The American Podiatric Medical Association estimates that in just an average day of walking, several hundred tons of pressure are exerted upon your feet. Inflammation and pain in the feet can result from this continuous and excessive force. The University of Maryland Medical Center states that at least 75 percent of the U.S. population will experience foot pain at some time in their lives. Ill-fitting shoes, certain medical conditions (including diabetes, pregnancy and obesity), high-impact exercise, or a combination of any of these are the primary causes of foot pain. Knowing the source of your pain is the first step in treating it, as certain conditions, including fallen arches, broken bones, arthritis and gout, require medical help.
Cold therapy, known as cryotherapy, can reduce inflammation and pain. Edema, the medical term for swelling, occurs when excess liquid becomes trapped between the body's cells. Cryotherapy reduces the flow of liquid to the area where it is applied and inhibits nerve cells' ability to "fire" off pain signals. One method includes filling a sandwich bag with ice cubes, covering the affected area with a thin towel, and holding the bag to the feet for up to 20 minutes. If your skin begins to numb, remove the bag before the time completes.

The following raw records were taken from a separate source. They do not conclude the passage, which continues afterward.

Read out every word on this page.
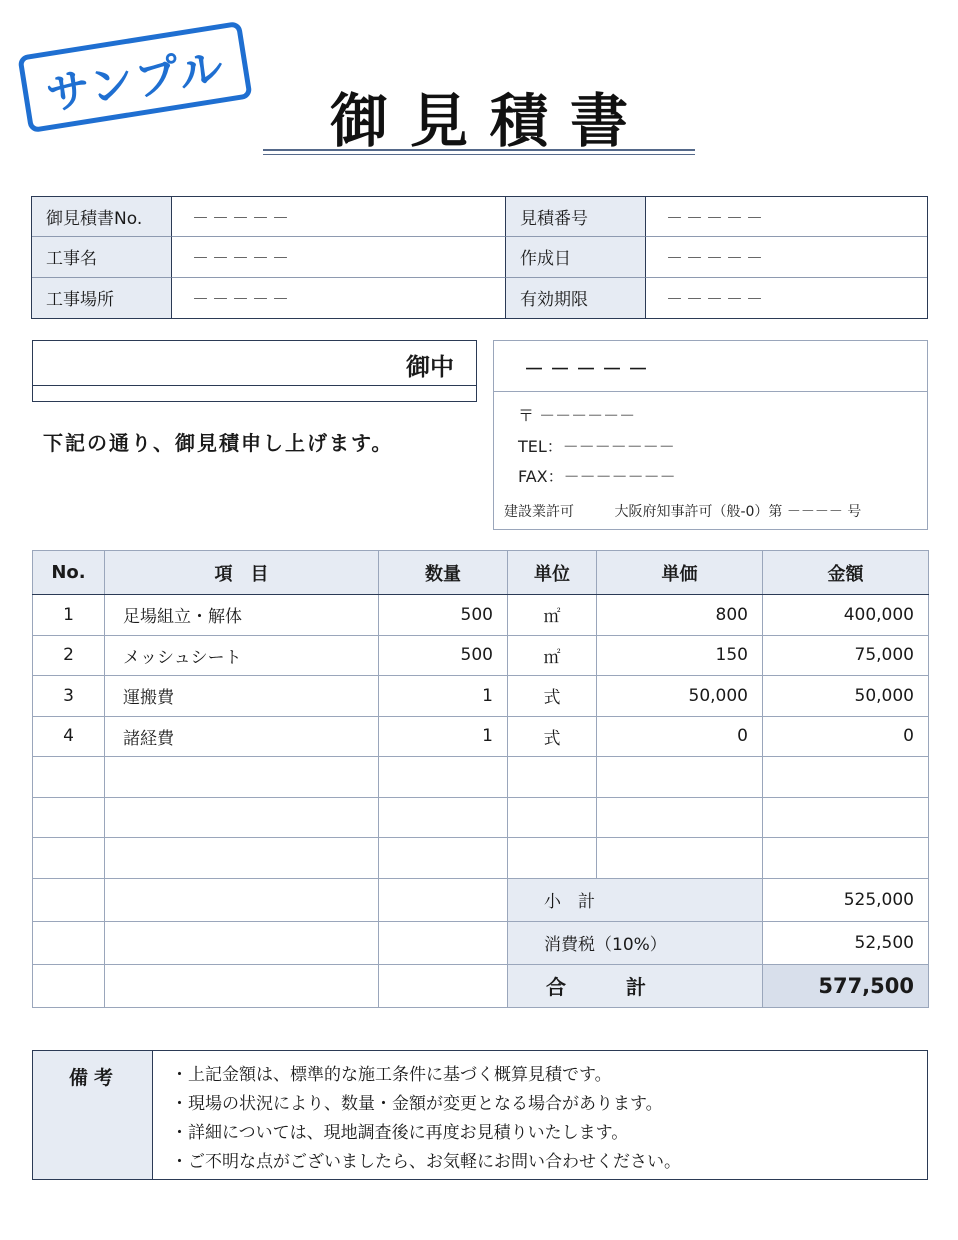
サンプル
御見積書
御見積書No.	－－－－－	見積番号	－－－－－
工事名	－－－－－	作成日	－－－－－
工事場所	－－－－－	有効期限	－－－－－
御中
下記の通り、御見積申し上げます。
－－－－－
〒 －－－－－－
TEL：－－－－－－－
FAX：－－－－－－－
建設業許可	大阪府知事許可（般-0）第 －－－－ 号
No.	項　目	数量	単位	単価	金額
1	足場組立・解体	500	㎡	800	400,000
2	メッシュシート	500	㎡	150	75,000
3	運搬費	1	式	50,000	50,000
4	諸経費	1	式	0	0

			小　計		525,000
			消費税（10%）		52,500
			合　　　計		577,500
備考	・ 上記金額は、標準的な施工条件に基づく概算見積です。
・ 現場の状況により、数量・金額が変更となる場合があります。
・ 詳細については、現地調査後に再度お見積りいたします。
・ ご不明な点がございましたら、お気軽にお問い合わせください。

This method adds the element of massage to cryotherapy. Massage increases blood flow, stimulates the nervous system and promotes relaxation. Fill a paper cup with water and place it in the freezer. Once the water has fully frozen, simply peel back the top of the cup until the top of the ice is revealed. Use this to massage over and around the tender and swollen areas of the foot. Take care not to press too deeply and keep the ice moving to avoid frostbite. Cold massage offers an inexpensive, easy fix, combines two recognized treatments for pain and swelling, and allows you to cover a larger surface area.

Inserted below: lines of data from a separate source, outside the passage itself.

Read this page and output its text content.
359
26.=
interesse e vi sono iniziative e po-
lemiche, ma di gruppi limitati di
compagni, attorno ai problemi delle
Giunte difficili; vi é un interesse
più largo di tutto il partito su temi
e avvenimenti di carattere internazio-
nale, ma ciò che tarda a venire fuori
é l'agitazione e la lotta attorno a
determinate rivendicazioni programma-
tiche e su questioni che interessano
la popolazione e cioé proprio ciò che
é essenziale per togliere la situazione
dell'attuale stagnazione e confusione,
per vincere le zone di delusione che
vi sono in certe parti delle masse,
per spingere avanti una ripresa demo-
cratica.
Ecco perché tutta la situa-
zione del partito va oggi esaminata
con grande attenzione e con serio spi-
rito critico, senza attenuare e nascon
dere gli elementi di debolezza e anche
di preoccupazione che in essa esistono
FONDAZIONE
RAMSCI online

This method allows you to treat both feet at once and only requires a bucket or foot bath, water and ice. Fill the foot bath with enough water to cover both feet. Add ice and soak feet for up to 20 minutes. Once feet begin to feel numb, remove them from the bath.

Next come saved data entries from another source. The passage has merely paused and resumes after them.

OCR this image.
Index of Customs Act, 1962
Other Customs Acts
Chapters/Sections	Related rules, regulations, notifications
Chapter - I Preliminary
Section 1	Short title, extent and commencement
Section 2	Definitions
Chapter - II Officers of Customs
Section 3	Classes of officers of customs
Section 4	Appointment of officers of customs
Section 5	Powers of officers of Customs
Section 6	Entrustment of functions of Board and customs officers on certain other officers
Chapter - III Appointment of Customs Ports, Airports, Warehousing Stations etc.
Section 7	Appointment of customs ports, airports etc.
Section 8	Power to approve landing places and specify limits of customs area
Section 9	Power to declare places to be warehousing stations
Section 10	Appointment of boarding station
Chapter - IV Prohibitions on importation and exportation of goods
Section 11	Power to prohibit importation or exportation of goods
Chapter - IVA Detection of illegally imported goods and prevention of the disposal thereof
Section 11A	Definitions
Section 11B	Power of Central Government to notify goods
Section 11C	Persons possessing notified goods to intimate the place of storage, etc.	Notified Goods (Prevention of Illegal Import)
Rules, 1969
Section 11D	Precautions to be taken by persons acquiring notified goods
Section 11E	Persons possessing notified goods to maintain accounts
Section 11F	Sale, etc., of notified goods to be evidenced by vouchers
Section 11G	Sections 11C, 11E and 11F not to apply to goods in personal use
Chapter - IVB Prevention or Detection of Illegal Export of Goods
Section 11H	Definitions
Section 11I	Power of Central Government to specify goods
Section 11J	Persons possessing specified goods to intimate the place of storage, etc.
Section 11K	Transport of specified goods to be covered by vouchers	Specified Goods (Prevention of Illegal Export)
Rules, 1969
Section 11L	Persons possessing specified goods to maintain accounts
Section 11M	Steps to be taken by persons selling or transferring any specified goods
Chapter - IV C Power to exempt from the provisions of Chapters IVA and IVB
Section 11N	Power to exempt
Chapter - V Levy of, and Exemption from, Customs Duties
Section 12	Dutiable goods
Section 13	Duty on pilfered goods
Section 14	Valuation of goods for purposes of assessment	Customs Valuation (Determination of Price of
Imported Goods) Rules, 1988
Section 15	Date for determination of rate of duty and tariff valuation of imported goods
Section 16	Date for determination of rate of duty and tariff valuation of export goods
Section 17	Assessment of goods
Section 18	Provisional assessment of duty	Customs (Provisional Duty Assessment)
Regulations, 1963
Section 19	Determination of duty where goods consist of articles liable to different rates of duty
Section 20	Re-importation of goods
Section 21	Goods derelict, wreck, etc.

The Arthritis Foundation recommends massage to relieve pain. Care should be taken not to massage areas inflamed as a result of injury, however. Inflammation that results from simply standing too long, wearing ill-fitting shoes or from high impact exercise can benefit from a foot massage. A small amount of lotion or massage oil should be applied when massaging feet to prevent dragging skin. Apply even pressure to the feet using your thumbs and knuckles. Again, this is an easy fix and can be self-applied. The Merck Manual especially recommends massage because, in addition to relieving pain and swelling, massage helps to loosen tight tissues.
The University of Maryland Medical Center recommends RICE for swollen feet that hurt. RICE, an acronym for Rest, Ice, Compression and Elevation, addresses one of the causes of swollen feet, fluid buildup. Elevating the feet, even for short periods of time, allows the body to drain excess fluids from the area, thereby decreasing swelling and the attendant pain it causes.
As long as your feet are not injured, bruised or cut, moist heat can ease pain and tension. Simply wet two towels with warm water and wrap these around feet. The Arthritis Association notes that heat relaxes muscles and stimulates circulation. Care should be taken not to use water that is too hot as heat can increase swelling.